I am trying to fill out a form using basic train data (start and end station, as well as a date and time) so then I will have access to ticket prices for a specific train journey.
Here is the code I have used to fill out the form
import requests
from bs4 import BeautifulSoup
from bs4 import BeautifulSoup as Soup
import mechanicalsoup
#Mechanical soup
browser = mechanicalsoup.StatefulBrowser()
browser.open("http://www.nationalrail.co.uk/")
#Find the correct form
trainForm = browser.select_form('form[action="http://ojp.nationalrail.co.uk/service/planjourney/plan"]')
#Basic parameters (start and end, and date and time)
browser["from.searchTerm"] = "Norwich"
browser["to.searchTerm"] = "London Liverpool Street"
browser["timeOfOutwardJourney.monthDay"] = "28/11/2018"
browser["timeOfOutwardJourney.hour"] = 13
browser["timeOfOutwardJourney.minute"] = 15
browser["_checkbox"] = "off"
#Submit the form
browser.launch_browser()
response = browser.submit_selected()
#print the response
print(response)
The problem I am having is that when the form submits it returns <Response [400]>
. Research has led me to believe that my form is incorrectly filled out. However, when browser.launch_browser()
is executed and my browser is opened all the fields seem like they are correctly filled out and if I press submit myself then form is submitted correctly and the correct page of ticket prices is opened.

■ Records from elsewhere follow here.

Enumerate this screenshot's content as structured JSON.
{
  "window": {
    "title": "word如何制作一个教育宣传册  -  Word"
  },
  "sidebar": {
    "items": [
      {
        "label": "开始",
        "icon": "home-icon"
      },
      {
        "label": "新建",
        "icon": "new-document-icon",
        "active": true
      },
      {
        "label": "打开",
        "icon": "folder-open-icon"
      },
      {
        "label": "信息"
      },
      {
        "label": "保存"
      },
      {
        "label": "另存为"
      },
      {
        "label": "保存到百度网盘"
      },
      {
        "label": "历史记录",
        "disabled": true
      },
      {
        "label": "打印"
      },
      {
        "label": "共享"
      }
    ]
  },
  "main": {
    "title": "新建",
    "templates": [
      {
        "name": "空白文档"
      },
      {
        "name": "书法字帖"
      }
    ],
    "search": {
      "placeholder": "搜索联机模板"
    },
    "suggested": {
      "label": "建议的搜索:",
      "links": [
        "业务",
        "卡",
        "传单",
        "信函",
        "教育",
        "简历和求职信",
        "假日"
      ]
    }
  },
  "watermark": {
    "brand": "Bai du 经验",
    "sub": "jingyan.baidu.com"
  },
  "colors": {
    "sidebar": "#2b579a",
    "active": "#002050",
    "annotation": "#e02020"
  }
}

Does anyone know what I am doing wrong?
it happen only in python3, the problem is requests
replacing space in redirect URL with %09
print(response.url)
# http://www.nationalrail.co.uk/times_fares/109179.aspx%09%09%09%09
you can patch it, go to line 114 of
python_dir\Lib\site-packages\requests\sessions.py
and replace
location = location.encode('latin1')
with
location = location.strip().encode('latin1')